The conference committee that reconciled the Senate and House versions of the state’s supplemental budget met Thursday to sign their report, clearing the way for a likely vote today.
The agreement would cut $242 million from the state budget that ends in June and tighten eligibility requirements for some state programs, including Children’s Health and Basic Health.
The Senate Committee on Environment, Water and Energy will hear Senate Bill 5779, which would prohibit food-service businesses from using plastic foam containers.
The Senate Higher Education and Workforce Development Committee is scheduled to hold a hearing on Senate Bill 5679, another in a series of bills that would give some tuition-setting authority to four-year state colleges, depending on state funding.
The Senate Judiciary Committee will hear Senate Joint Memorial 8007, a request to Congress to pass a constitutional amendment that would explicitly say corporations should not be legally defined as people, a definition that played a role in the Citizens United Supreme Court decision to overturn some federal campaign-finance rules.
BILLS PASSED OUT OF COMMITTEE
The Senate Committee on Government Operations, Tribal Relations and Elections passed Senate Bill 5297 in a 4-3, party-line vote. The bill would increase the filing fee for initiatives and referenda and would require paid signature gatherers to register with the Secretary of State’s Office.
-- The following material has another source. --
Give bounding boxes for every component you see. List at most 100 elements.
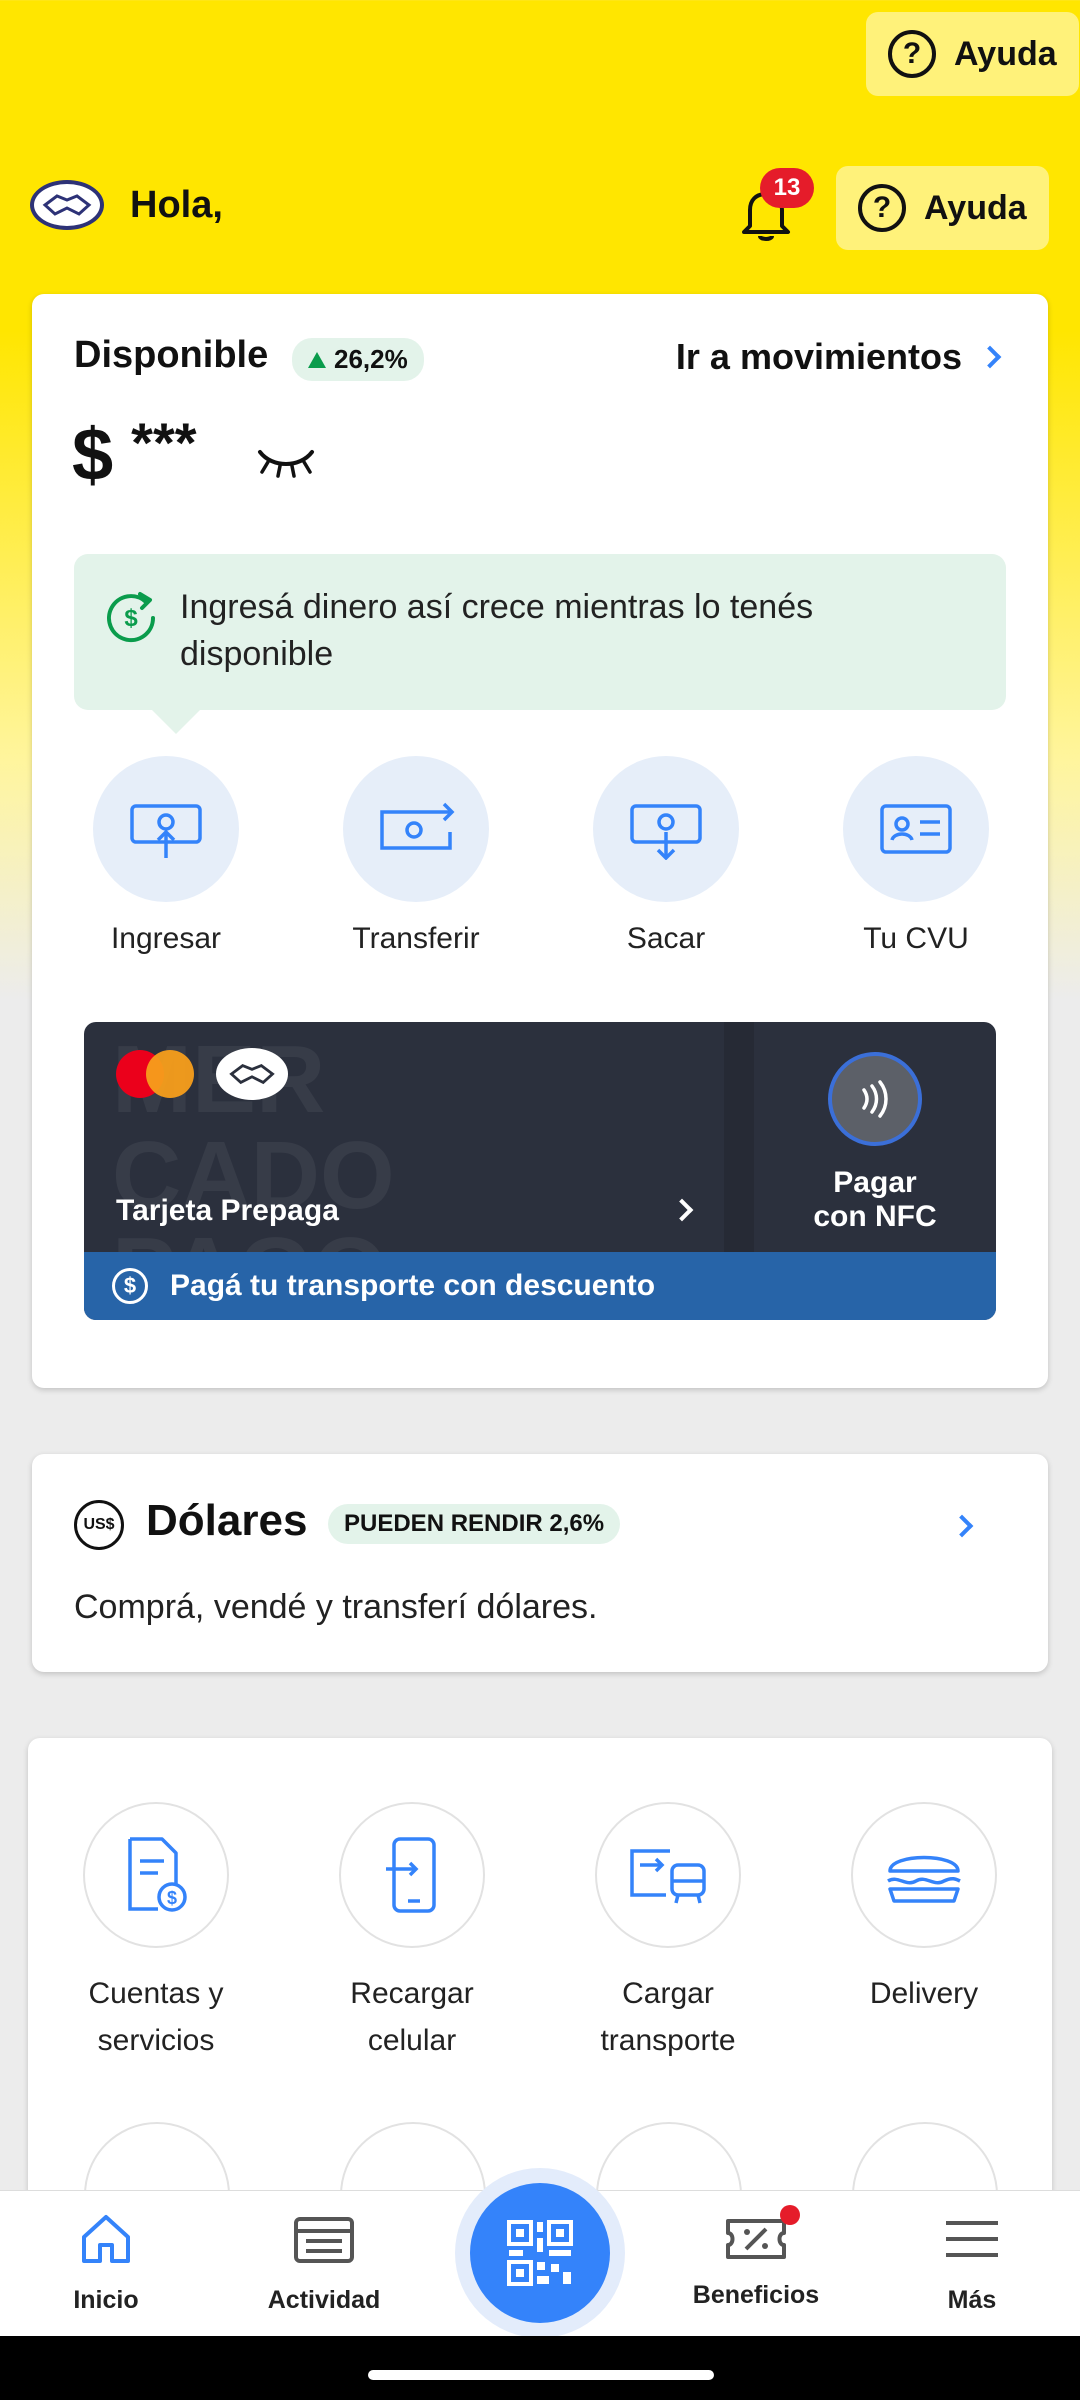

In party-line votes, the House Healthcare and Wellness Committee passed House Bill 1383, which would require regulation of tanning salons, and House Bill 1246, which would ban some kinds of flavored tobacco.
The Senate Natural Resources and Marine Waters Committee passed Senate Bill 5622, a bill to set up fees for using parks and land owned by the Department of Natural Resources and the Fish and Wildlife Department.
In a 9-4 vote, the House Business and Financial Services Committee passed House Bill 1678, which would repeal the limit on the number of payday loans a person can take out in a year.